I can’t contain my laughter over her use of the word crazy, and it breaks the stunned nature of our conversation and makes a few people turn to look at us. Kelly puts a hand over her mouth.
“Don’t.” I wave off her embarrassment. “There was a lot of crazy that happened.” But even in the laughter, nostalgia takes over. “There was also a lot of not crazy in those walls—sadness, loneliness, and misunderstandings.”
The pause we share has an almost holiness to it. It reminds me of the moments before you take communion bread in your mouth and chew—the joining of remembrance and thankfulness.
“I’m kind of surprised you’re normal, you know? You hear of children who weren’t given a normal upbringing and how it ruins their chance at a typical adulthood.” She rambles and I stifle a chuckle. “I’m a psychology minor.”

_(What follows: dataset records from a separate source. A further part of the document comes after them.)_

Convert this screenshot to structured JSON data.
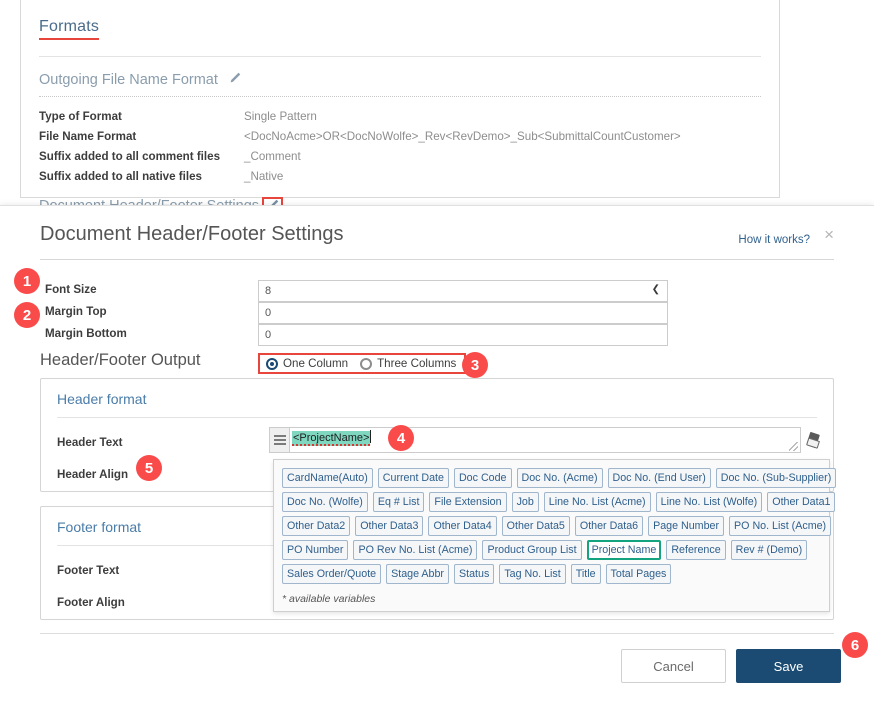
{
  "background": {
    "title": "Formats",
    "section_label": "Outgoing File Name Format",
    "edit_icon": "pencil-icon",
    "rows": [
      {
        "label": "Type of Format",
        "value": "Single Pattern"
      },
      {
        "label": "File Name Format",
        "value": "<DocNoAcme>OR<DocNoWolfe>_Rev<RevDemo>_Sub<SubmittalCountCustomer>"
      },
      {
        "label": "Suffix added to all comment files",
        "value": "_Comment"
      },
      {
        "label": "Suffix added to all native files",
        "value": "_Native"
      }
    ],
    "section_label_2": "Document Header/Footer Settings"
  },
  "modal": {
    "title": "Document Header/Footer Settings",
    "help_link": "How it works?",
    "close_label": "×",
    "fields": [
      {
        "label": "Font Size",
        "value": "8",
        "type": "select"
      },
      {
        "label": "Margin Top",
        "value": "0",
        "type": "text"
      },
      {
        "label": "Margin Bottom",
        "value": "0",
        "type": "text"
      }
    ],
    "output_section": {
      "heading": "Header/Footer Output",
      "options": [
        {
          "label": "One Column",
          "selected": true
        },
        {
          "label": "Three Columns",
          "selected": false
        }
      ]
    },
    "header_card": {
      "title": "Header format",
      "text_label": "Header Text",
      "text_value": "<ProjectName>",
      "align_label": "Header Align"
    },
    "footer_card": {
      "title": "Footer format",
      "text_label": "Footer Text",
      "align_label": "Footer Align"
    },
    "variables_panel": {
      "rows": [
        [
          "CardName(Auto)",
          "Current Date",
          "Doc Code",
          "Doc No. (Acme)",
          "Doc No. (End User)",
          "Doc No. (Sub-Supplier)"
        ],
        [
          "Doc No. (Wolfe)",
          "Eq # List",
          "File Extension",
          "Job",
          "Line No. List (Acme)",
          "Line No. List (Wolfe)",
          "Other Data1"
        ],
        [
          "Other Data2",
          "Other Data3",
          "Other Data4",
          "Other Data5",
          "Other Data6",
          "Page Number",
          "PO No. List (Acme)"
        ],
        [
          "PO Number",
          "PO Rev No. List (Acme)",
          "Product Group List",
          "Project Name",
          "Reference",
          "Rev # (Demo)"
        ],
        [
          "Sales Order/Quote",
          "Stage Abbr",
          "Status",
          "Tag No. List",
          "Title",
          "Total Pages"
        ]
      ],
      "selected": "Project Name",
      "note": "* available variables"
    },
    "buttons": {
      "cancel": "Cancel",
      "save": "Save"
    }
  },
  "annotations": {
    "badges": [
      "1",
      "2",
      "3",
      "4",
      "5",
      "6"
    ],
    "badge_color": "#fa4b4b",
    "highlight_color": "#e8453c",
    "selected_tag_color": "#13a37f",
    "token_highlight_color": "#7fd7c0"
  }
}
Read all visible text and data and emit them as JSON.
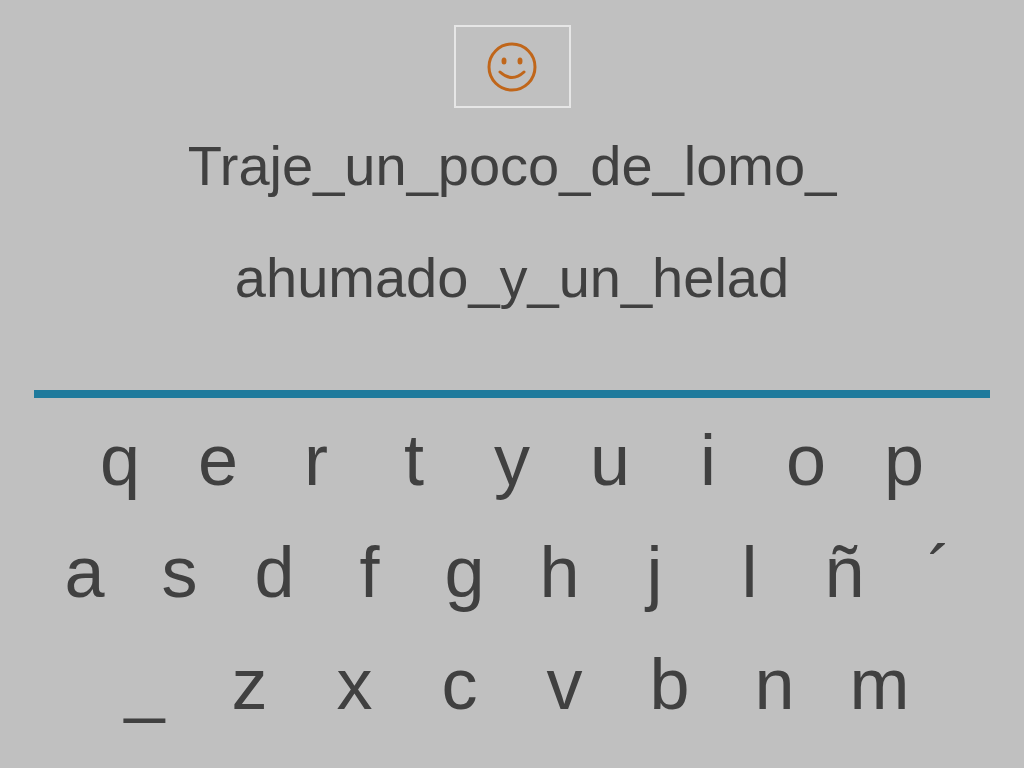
{
  "prompt_lines": [
    "Traje_un_poco_de_lomo_",
    "ahumado_y_un_helad"
  ],
  "keyboard_rows": [
    [
      "q",
      "e",
      "r",
      "t",
      "y",
      "u",
      "i",
      "o",
      "p"
    ],
    [
      "a",
      "s",
      "d",
      "f",
      "g",
      "h",
      "j",
      "l",
      "ñ",
      "´"
    ],
    [
      "_",
      "z",
      "x",
      "c",
      "v",
      "b",
      "n",
      "m"
    ]
  ]
}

“Believe me, Kelly, I’m not normal—and neither are you, for that matter. What’s really normal, anyhow?”
She tucks her lips, looking embarrassed. “I’m so sorry. I didn’t mean—I keep putting my foot in my mouth.”
“It’s all right.” Then I pat her hand, because that does feel entirely normal. It’s odd how fluidly we all use that word, and it’s equally as odd how indefinable it is.